14 JUNE 1930, Page 20

The Veto of the American Senate

The Treaty Veto of the American Senate. By Denna Frank Fleming, Ph.D. (Putnam. 9s.) THERE is nowhere else in the world such a political power over treaty-making as is vested in the American Senate. Constitutions which give the last word on the acceptance of a treaty to the Executive or to both Houses of the Legislature are familiar ; but the American. method is a fly in amber. Whether it will be permanently preserved we do not know, but the book before us by Dr. Fleming, Assistant Professor of Political Science in Vanderbilt University, is a very able criticism of it.

It is extraordinarily difficult to change the American Constitution because it is written and in a sense not only fixed but sacred. The inconveniences of the power which the Senate has over treaty-making have been proved repeatedly ; nations which have negotiated treaties with the United States have been distressed to discover that when a treaty had presumably reached its final form the Senate took leave in effect to begin the negotiations all over again. Only Holland has ever said boldly and baldly to Washington that she could not recognize such a procedure. The American Constitution requires treaties to be ratified by a two-thirds majority of the Senate. The House of Representatives has no part in sanctioning them. Obviously it is an extremely ticklish matter for any treaty, however factitious the criticism of it may be, to get the necessary majority.

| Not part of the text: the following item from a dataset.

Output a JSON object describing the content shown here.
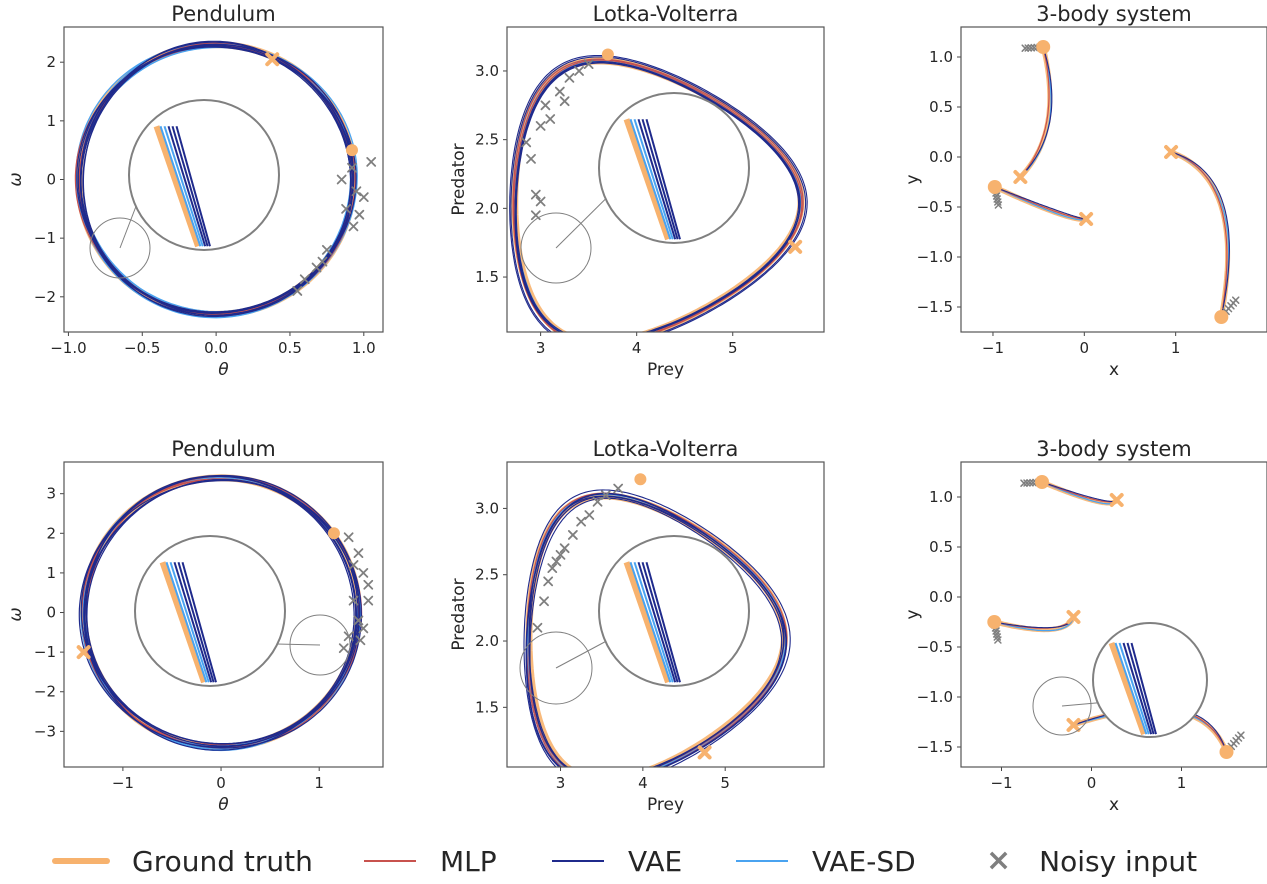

When the Constitution was being made there were several leaders who wished the responsibility for treaty-making to rest solely upon the Executive according to the practice of nearly all other countries, In this country, of course, the Executive was solely responsible till very recent years. We take it that never again in this country will a treaty come into force unless it has been ratified by Parliament and then registered by the League of Nations. Mr. Henderson not long ago said a surprising and risky thing when he laid it down that the ratification of the Anglo-Russian Treaty by Parliament meant only ratification by the House of Commons. " Parliament " certainly does not mean only the House of Commons. In any case, there has been an extraordinary change. Mr. Gladstone would have been shocked by the suggestion that treaty-making did not belong in all its stages exclusively to the Executive. Alexander Hamilton, a Tory though a rebel, was notable among those who wished the American Executive alone to have the responsibility. But most of those who hammered out the Constitution mistrusted a very powerful Executive for the simple reason that !George III's Executive had left them with a great mistrust of Executives in general.

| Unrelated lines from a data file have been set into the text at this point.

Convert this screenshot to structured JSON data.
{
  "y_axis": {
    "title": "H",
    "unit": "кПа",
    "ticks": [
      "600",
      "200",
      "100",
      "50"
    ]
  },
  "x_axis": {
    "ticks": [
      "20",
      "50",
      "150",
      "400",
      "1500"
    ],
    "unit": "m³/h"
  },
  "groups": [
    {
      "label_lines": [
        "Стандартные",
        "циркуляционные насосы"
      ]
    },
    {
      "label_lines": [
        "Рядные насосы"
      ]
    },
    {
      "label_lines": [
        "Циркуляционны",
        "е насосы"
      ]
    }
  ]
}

In the end the President was given power to make treaties and to appoint Ambassadors with the advice and consent of the Senate. Treaties, but not appointments, were to require the consent of " two-thirds of the Senators present." The House of Representatives was specially prevented from sharing in these functions because it was held that the smaller body alone could be trusted to preserve the necessary secrecy. Secrecy ! Time has changed the face of diplomacy. The general demand for public diplomacy to-day is not understood, except by fanatics, to mean publicity in the delicate work of negotiation ; it would be impossible to imagine a more unprofitable method than that of allowing the rivals in negotiation to be egged on, or derided, by busy- bodies full of passion and ignorance. Publicity is justly

understood to mean that treaties before becoming operative shall receive the approval of the peoples concerned and that there shall be no such thing as a " secret treaty." The protests of some Americans, when the Constitution was being written, against allowing a minority to hold up a treaty were loud but unavailing, though they argued with special force that when the question of making peace was at stake it would be an outrage that a few Senators should be able to keep the nation at war.

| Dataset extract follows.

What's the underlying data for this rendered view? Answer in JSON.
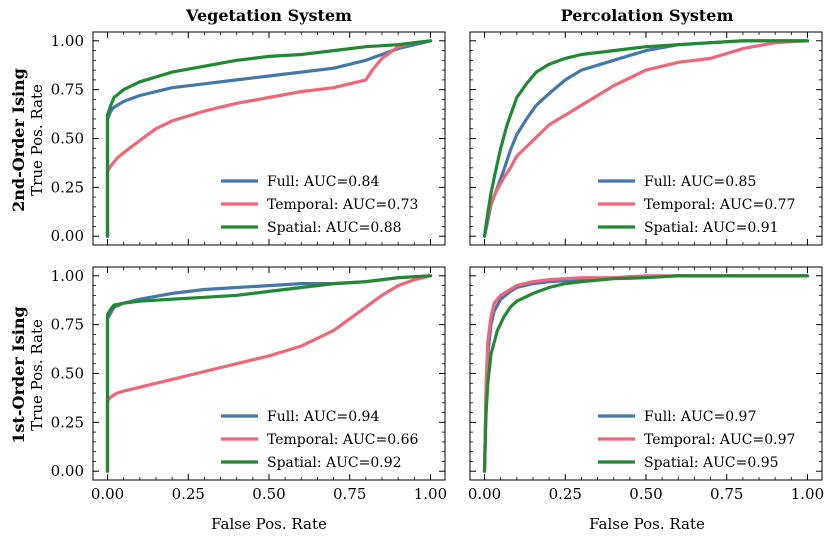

From time to time Senators have claimed the right to share in negotiating a treaty as well as in vetoing it. This claim cannot strictly be justified by the Constitution, but in practice the Senate (by virtue of the powers which the Con- stitution does grant to it) can almost rewrite: a treaty. That is to say, it can force the President to alter a treaty by threatening to veto it if he does not. The Senate trans- formed the Mexican Purchase Treaty.

If you say to an American Senator, as the present writer has done, " The Constitution merely intended that the Senate should advise the President, and should have a final power of veto," he will probably reply : " The theory of advising the President while the Treaty was in the making notoriously broke down. Therefore our only means of doing anything in the matter is, under threat of rejection, to force the President to amend the treaty."

It has been said that in ratifying the Kellogg Pact without any reservations the Senate showed a change of heart. Dr. Fleming reminds us, however, that the Pact was a declaration which did not commit the United States to any definite action. If it had there might have been a different story. What is Dr. Fleming's own solution of all the difficulties ? He points out that the arguments of 1789 about secrecy no longer have any sense. It would be impossible, even if it were desirable, to cover the business of the large modern American Senate with a veil of secrecy. He thinks that it might be possible to take the veto away from the Senate and give it to the House of Representatives—a body less bound by legalism and more amenable to popular control. He suggests that if that change should be resisted it might be possible either to let a majority of both Houses decide or to make a bare majority of the Senate suffice.